Fabriano – Senza la SS 76 l’economia non riparte. Paura, ieri mattina, 26 gennaio, lungo la SS 76, all’altezza di Fabriano Est, a pochi chilometri dalla città della carta. Una Citron C2 con a bordo una coppia di anziani, forse per il manto stradale bagnato per colpa della pioggia, ha prima urtato contro il new jersey posto in mezzo alla carreggiata, nella galleria che conduce poi allo svincolo di Borgo Tufico e poi ha finito la sua corsa su un fianco. I due, fortunatamente, sono riusciti ad uscire da soli dai mezzi e chiamare i vigili del fuoco. Illesi non hanno avuto bisogno delle cure dei medici del Pronto Soccorso dell’ospedale Profili. La circolazione ha subìto rallentamenti. Sul posto i pompieri di Fabriano che hanno messo in sicurezza l’area. L’incidente, però, riporta ancora una volta in primo piano la pericolosità della SS 76 che, causa deviazioni continue e corsie a doppio senso di marcia, isola con troppa facilità il Fabrianese dalla Vallesina, da una parte, e dall’Umbria dall’altra.

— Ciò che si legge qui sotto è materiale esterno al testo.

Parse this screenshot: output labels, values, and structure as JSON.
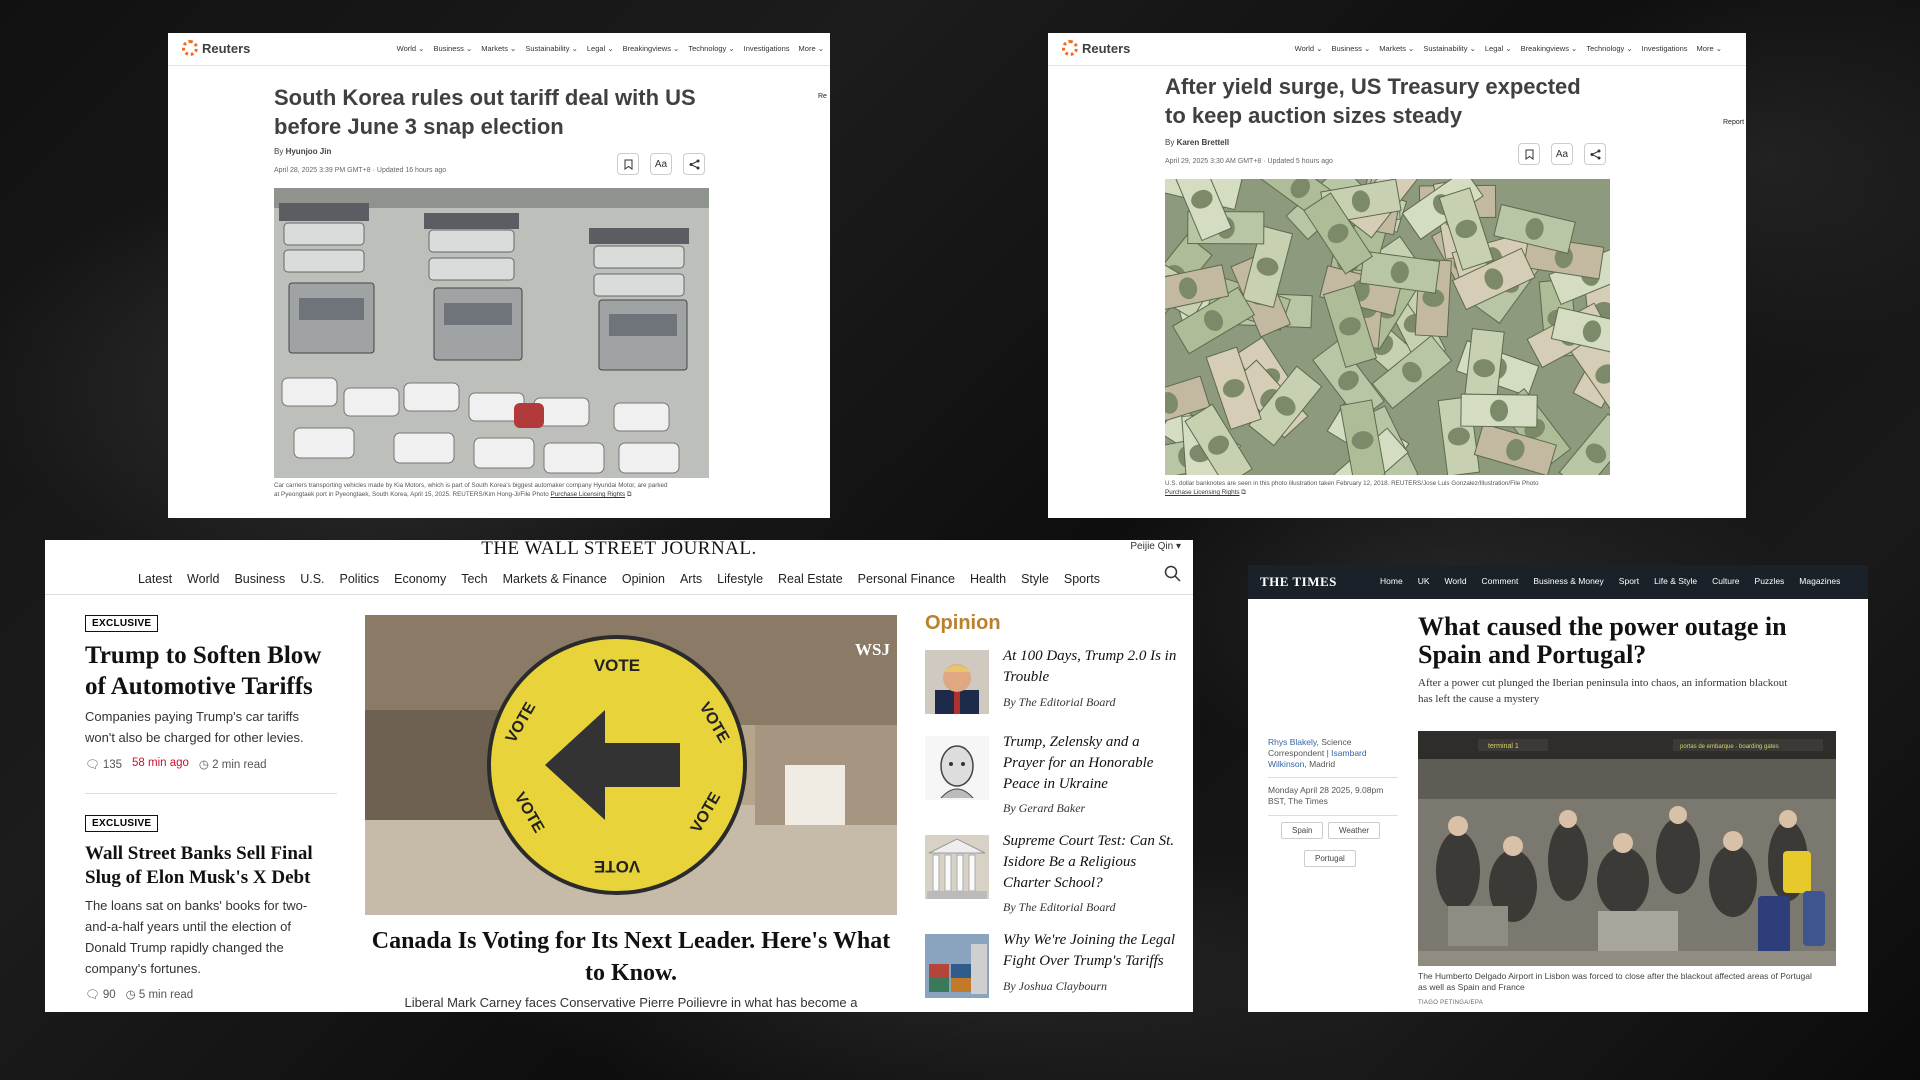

In piena attività il Comitato Indecente 76 che, nei giorni scorsi, ha pubblicato il testo della lettera inviata, ad inizio anno, al premier Conte, e di cui ancora non è arrivata nessuna risposta. Nella missiva gli attivisti chiedono, tra le altre cose, di conoscere il cronoprogramma dei lavori per capire quando verrà completata la tratta tra Albacina e Serra San Quirico. L’inaugurazione di questa arteria (quella nel versante umbro è a quattro corsie, con lavori finiti, dallo scorso dicembre), inizialmente prevista per questa primavera è stata posticipata di almeno 4 mesi anche se in pochi credono che sarà difficile mantenere questa tempistica. Intanto il presidente del comitato, Paolo Paladini, raccoglie l’allarme del mondo del commercio alle prese con i cantieri continui. “Angelo Tognoloni – dichiara Paladini – è un noto commerciante fabrianese nel settore della ristorazione. Mi raccontava che, per le sue attività, deve far venire da Ancona almeno quattro carichi di merce a settimana, ovviamente su gomma. Ultimamente, il costo dei viaggi è aumentato anche del 50%. Moltiplichiamo questi costi, per le centinaia di artigiani, commercianti, imprenditori che ancora lavorano e danno lavoro, nel nostro territorio. Consideriamo anche i mancati ricavi delle ancora tante attività ricettive. Le occasioni imprenditoriali abortite. Facciamo due conti. Mi chiedo –conclude – cosa debba ancora accadere per far capire a chi di dovere che la “Indecente 76” sta minando il nostro presente e ipotecando il nostro futuro”.